New USDA Rules Crack Down on Junk Food in Schools - Modern Farmer

New USDA Rules Crack Down on Junk Food in Schools

The biggest change in the USDA's rules for public schools this year involves advertising.

John Loo, Flickr

The overall law went into effect in 2010, but all the specifics of this stuff takes time, so the Smart Snacks section of it only went into effect last year – and then, with non-final rules. This coming school year will be the first that kids across the country (more than 100,000 public schools, from elementary to high schools, are affected) finally get to see the end results. So what are the changes?

The Smart Snacks section focuses, unsurprisingly, on snacks – sold in school stores, at fundraisers, and perhaps most importantly, in vending machines, which many public schools have. As of July 1 (though, realistically, starting this fall when the school year starts) snacks must contain either a fruit, vegetable, dairy, or protein-rich food as their first (and thus primary) ingredient. Any food that has some kind of starch as its first ingredient – like chips, popcorn, crackers, and granola bars – must contain at least 50 percent whole grains.

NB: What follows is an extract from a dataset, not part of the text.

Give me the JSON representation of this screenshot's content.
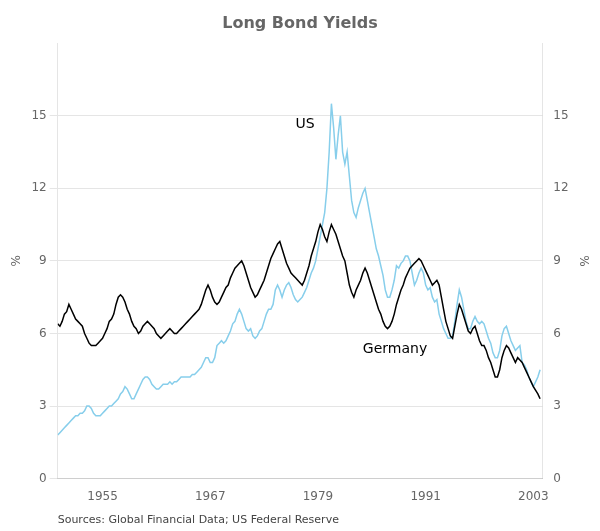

Anything with trans fats is banned, as is anything that contains more than 35 percent sugar by weight or 35 percent calories from fat. Drinks are also subject to these rules: nothing more than 12 ounces, the size of a regular can of soda is allowed, and in elementary schools, the only available drinks will be water, nonfat milk, or 100-percent fruit juice. High schoolers, along with their driving and voting privileges, are allowed to have sodas and sports drinks, but only if they have fewer than 60 calories per 12 ounces, which pretty much limits them to diet varieties.

One of the more interesting new stipulations is that any ads students see will only be allowed to advertise products permitted by these rules: meaning, even if a soda machine only sells diet sodas, it cannot display a regular Coke symbol. ABC notes a study claiming that 70 percent of public school kids see ads for junk food at school – but no longer.